Come Down From the Tree
- Met. John Gregory

- Jan 18
- 3 min read
The Church does something wise before Lent begins. It slows us down. It refuses to rush toward discipline, fasting, or repentance without first tending to desire. In the Eastern tradition, this threshold season is called Proetoimasia. Preparation. Readiness of the heart.
And the first figure placed before us is Zacchaeus.
Not a prophet. Not a saint. Not a model believer. A tax collector. A collaborator. A man who built his comfort on other people’s loss. Everyone knew his reputation before they ever spoke his name.
This is where the Church chooses to begin.
Before fasting.
Before ashes.
Before repentance.
We are given a man in a tree.
Luke tells us Zacchaeus wants to see Jesus. Not speak to him. Not follow him. Just see him. Desire often starts smaller than we admit. Curiosity. Restlessness. A quiet sense that something is missing. Grace often begins there.
Zacchaeus cannot see because of the crowd. Luke does not soften this detail. The crowd blocks his vision. The same crowd that later grumbles when Jesus enters his house. Religious certainty often decides who belongs long before Christ speaks.

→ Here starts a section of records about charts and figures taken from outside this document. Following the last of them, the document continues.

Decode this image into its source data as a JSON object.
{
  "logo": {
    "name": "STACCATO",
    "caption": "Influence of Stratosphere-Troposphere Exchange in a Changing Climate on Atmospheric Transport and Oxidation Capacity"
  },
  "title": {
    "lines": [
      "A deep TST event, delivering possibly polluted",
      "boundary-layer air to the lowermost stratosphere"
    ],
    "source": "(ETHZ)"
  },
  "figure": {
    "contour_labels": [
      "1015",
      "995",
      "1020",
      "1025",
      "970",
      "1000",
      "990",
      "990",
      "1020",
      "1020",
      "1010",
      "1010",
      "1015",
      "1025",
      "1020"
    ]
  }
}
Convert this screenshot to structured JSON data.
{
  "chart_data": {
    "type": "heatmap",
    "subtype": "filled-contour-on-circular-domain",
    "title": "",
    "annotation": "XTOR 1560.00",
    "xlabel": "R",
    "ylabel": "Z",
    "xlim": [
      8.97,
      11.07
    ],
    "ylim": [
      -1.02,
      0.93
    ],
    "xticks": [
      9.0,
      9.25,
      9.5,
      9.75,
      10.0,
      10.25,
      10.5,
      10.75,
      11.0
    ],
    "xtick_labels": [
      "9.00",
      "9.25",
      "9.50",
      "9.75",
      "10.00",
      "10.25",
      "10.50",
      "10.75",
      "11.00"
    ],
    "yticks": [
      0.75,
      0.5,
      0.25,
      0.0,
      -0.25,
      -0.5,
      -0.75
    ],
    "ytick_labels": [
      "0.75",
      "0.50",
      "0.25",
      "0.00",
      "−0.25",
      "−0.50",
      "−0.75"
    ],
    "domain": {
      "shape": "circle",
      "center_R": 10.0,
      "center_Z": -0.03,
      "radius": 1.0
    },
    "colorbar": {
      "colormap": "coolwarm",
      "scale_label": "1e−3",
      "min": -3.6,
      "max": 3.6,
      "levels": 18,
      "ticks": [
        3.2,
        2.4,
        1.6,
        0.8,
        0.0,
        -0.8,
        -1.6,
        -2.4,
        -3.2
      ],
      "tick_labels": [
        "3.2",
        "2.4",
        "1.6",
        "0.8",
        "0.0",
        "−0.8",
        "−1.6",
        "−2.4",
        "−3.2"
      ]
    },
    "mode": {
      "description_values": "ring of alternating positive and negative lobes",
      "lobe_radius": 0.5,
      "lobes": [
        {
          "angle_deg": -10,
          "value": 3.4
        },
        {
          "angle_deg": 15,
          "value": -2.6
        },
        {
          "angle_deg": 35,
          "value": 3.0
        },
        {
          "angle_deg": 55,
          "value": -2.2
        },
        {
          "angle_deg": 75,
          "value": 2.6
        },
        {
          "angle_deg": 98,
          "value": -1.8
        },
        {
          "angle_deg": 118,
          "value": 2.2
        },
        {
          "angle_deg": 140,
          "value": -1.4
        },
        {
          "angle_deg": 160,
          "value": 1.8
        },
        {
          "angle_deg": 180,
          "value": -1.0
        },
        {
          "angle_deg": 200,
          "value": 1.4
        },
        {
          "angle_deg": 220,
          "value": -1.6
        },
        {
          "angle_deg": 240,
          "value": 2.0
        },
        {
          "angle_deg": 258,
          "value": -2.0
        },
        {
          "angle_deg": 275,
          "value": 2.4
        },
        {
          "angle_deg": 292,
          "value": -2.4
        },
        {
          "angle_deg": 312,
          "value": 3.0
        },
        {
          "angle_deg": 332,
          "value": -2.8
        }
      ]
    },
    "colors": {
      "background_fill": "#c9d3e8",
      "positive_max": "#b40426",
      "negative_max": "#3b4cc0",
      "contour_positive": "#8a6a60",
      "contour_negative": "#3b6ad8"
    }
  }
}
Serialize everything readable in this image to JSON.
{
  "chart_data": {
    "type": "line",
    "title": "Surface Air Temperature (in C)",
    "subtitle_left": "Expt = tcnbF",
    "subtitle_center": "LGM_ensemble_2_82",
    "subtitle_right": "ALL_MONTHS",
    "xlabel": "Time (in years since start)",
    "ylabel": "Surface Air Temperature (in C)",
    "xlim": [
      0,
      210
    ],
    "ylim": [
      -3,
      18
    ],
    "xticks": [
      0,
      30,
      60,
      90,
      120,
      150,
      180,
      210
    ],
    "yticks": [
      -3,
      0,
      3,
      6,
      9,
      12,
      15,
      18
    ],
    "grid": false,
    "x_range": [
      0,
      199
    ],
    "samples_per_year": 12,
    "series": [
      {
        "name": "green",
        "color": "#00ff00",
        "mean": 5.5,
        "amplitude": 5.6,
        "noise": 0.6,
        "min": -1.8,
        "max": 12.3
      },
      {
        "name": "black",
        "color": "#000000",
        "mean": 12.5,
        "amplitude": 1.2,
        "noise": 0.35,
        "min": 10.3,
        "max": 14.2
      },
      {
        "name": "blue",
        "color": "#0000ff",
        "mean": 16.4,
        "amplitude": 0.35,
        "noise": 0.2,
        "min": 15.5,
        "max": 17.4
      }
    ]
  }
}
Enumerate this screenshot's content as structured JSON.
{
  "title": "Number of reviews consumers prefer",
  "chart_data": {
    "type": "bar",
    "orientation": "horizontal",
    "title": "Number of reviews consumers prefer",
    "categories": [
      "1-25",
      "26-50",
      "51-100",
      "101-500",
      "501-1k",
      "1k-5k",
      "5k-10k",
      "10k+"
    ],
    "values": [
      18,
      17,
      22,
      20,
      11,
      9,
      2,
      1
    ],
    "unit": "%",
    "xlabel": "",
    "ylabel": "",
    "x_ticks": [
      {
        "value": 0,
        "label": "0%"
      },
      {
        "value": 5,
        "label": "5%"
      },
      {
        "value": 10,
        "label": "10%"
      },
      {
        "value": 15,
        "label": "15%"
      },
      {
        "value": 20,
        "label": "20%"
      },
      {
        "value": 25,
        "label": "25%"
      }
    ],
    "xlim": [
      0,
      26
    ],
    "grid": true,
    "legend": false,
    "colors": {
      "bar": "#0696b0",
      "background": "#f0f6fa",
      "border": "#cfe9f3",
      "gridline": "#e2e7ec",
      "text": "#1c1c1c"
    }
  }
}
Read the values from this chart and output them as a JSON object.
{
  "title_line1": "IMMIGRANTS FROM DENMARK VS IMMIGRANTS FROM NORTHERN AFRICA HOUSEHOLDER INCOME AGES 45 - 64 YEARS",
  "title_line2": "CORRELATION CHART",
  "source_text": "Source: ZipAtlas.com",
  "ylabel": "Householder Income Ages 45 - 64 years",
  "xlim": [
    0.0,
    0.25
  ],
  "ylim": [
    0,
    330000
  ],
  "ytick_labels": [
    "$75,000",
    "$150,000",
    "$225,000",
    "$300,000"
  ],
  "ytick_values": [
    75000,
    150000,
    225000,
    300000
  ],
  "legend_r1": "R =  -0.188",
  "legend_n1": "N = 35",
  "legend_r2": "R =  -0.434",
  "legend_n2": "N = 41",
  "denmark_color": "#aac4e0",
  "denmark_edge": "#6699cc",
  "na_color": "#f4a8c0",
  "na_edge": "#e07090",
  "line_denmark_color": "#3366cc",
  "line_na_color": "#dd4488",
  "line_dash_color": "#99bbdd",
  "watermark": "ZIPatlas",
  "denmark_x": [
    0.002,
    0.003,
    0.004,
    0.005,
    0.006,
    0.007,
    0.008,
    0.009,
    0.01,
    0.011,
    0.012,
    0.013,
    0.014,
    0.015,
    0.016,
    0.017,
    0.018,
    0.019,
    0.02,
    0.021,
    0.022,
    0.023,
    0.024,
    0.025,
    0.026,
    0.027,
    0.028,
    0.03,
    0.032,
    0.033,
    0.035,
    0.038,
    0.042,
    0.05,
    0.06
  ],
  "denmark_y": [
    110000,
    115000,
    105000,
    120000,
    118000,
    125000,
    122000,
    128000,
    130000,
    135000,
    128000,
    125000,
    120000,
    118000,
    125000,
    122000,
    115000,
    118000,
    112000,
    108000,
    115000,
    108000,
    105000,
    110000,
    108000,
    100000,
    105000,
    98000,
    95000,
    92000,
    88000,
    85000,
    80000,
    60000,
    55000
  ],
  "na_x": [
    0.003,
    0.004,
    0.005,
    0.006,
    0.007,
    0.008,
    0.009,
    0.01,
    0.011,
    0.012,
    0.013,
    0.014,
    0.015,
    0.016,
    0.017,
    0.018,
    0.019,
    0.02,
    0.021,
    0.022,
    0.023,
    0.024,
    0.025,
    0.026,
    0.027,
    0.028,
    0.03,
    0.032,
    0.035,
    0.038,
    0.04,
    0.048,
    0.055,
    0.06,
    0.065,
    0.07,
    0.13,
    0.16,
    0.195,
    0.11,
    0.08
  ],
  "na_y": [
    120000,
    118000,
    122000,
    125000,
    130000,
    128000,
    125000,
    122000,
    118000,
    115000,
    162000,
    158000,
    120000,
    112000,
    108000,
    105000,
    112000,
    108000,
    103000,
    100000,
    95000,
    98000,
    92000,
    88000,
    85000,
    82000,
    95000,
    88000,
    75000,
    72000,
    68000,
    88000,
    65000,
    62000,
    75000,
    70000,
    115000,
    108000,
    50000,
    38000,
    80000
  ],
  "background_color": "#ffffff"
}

So Zacchaeus runs ahead. He climbs a sycamore tree. A grown man with status and wealth risking ridicule because desire has finally outweighed pride. That act alone signals a turning.
Then everything changes.
Jesus stops.
Jesus looks up.
Jesus calls him by name.
This happens before confession. Before restitution. Before Zacchaeus climbs down.
“Zacchaeus, hurry and come down. I must stay at your house today.”
Not tomorrow.
Not after reform.
Today.
Salvation does not begin with improvement. It begins with being seen without flinching.
The crowd reacts as crowds always do. They grumble. They reduce a person to a past. They remember harm accurately and then freeze it in place. Their response is not cartoonish evil. It is wounded memory. People who remember debts. People who remember loss. People who do not believe change is possible.
Shame hides easily inside memory.
Some of the people blocking Zacchaeus are not cruel. They are hurt. And yet their hurt becomes a wall. A barrier to mercy.
This is where Proetoimasia speaks directly to us.
Some of us do not see Christ because others have named us permanently. Some of us do not see Christ because we have named ourselves that way. We stand behind old stories. Old failures. Old versions of ourselves we no longer know how to release.
Jesus does not argue with the crowd. He does not debate Zacchaeus’ record. He moves toward the house.
Only then does Zacchaeus speak. Only then does truth surface. He offers restitution. Not as leverage. Not as negotiation. As fruit.
This distinction matters.
Zacchaeus does not repair his life to earn grace. He repairs his life because grace has already entered it. Repentance is response, not transaction. Repair flows from encounter.
Grace does not erase consequences. Zacchaeus gives half his possessions to the poor. He repays fourfold what he has taken. That costs him something real. Grace gives the strength to face what must be faced.
This pattern repeats throughout Scripture.
In Deuteronomy, Israel brings first fruits only after telling the truth about their story. A wandering people. An oppressed people. A people brought out by God. Memory comes before offering.
Psalm 91 speaks of refuge and shelter. Not reward for perfection, but promise of presence.
Paul tells Timothy not to neglect the gift within him. Not to prove it. Not to perform it. To tend it. To stay faithful. To let progress be visible.
Zacchaeus does not become holy overnight. He takes the next honest step. He comes down from the tree. He opens his door. He tells the truth.
Jesus names the moment clearly.
“Today salvation has come to this house.”
Proetoimasia exists to ask a single question before Lent begins.
Are you willing to be seen.
Before fasting.
Before discipline.
Before repentance.
Are you willing to come down.
Lent will ask things of us. It will expose attachments. It will strip comforts. It will press us toward truth. But Proetoimasia reminds us of the order.
Christ enters first.
Truth follows.
Repair unfolds.
So the invitation is simple and demanding.
Where have you been climbing to avoid being seen.
What crowd still shapes how you see yourself.
What repair feels impossible because you think it must come before mercy.
Christ does not wait with a checklist. He waits with your name.
If you open the door, Lent becomes a return rather than a burden.
A return to truth.
A return to freedom.
A return to the God who already knows you.
May this season of Proetoimasia find us honest.
May it find us ready.
May it find us willing to come down.
And may salvation come to our houses today.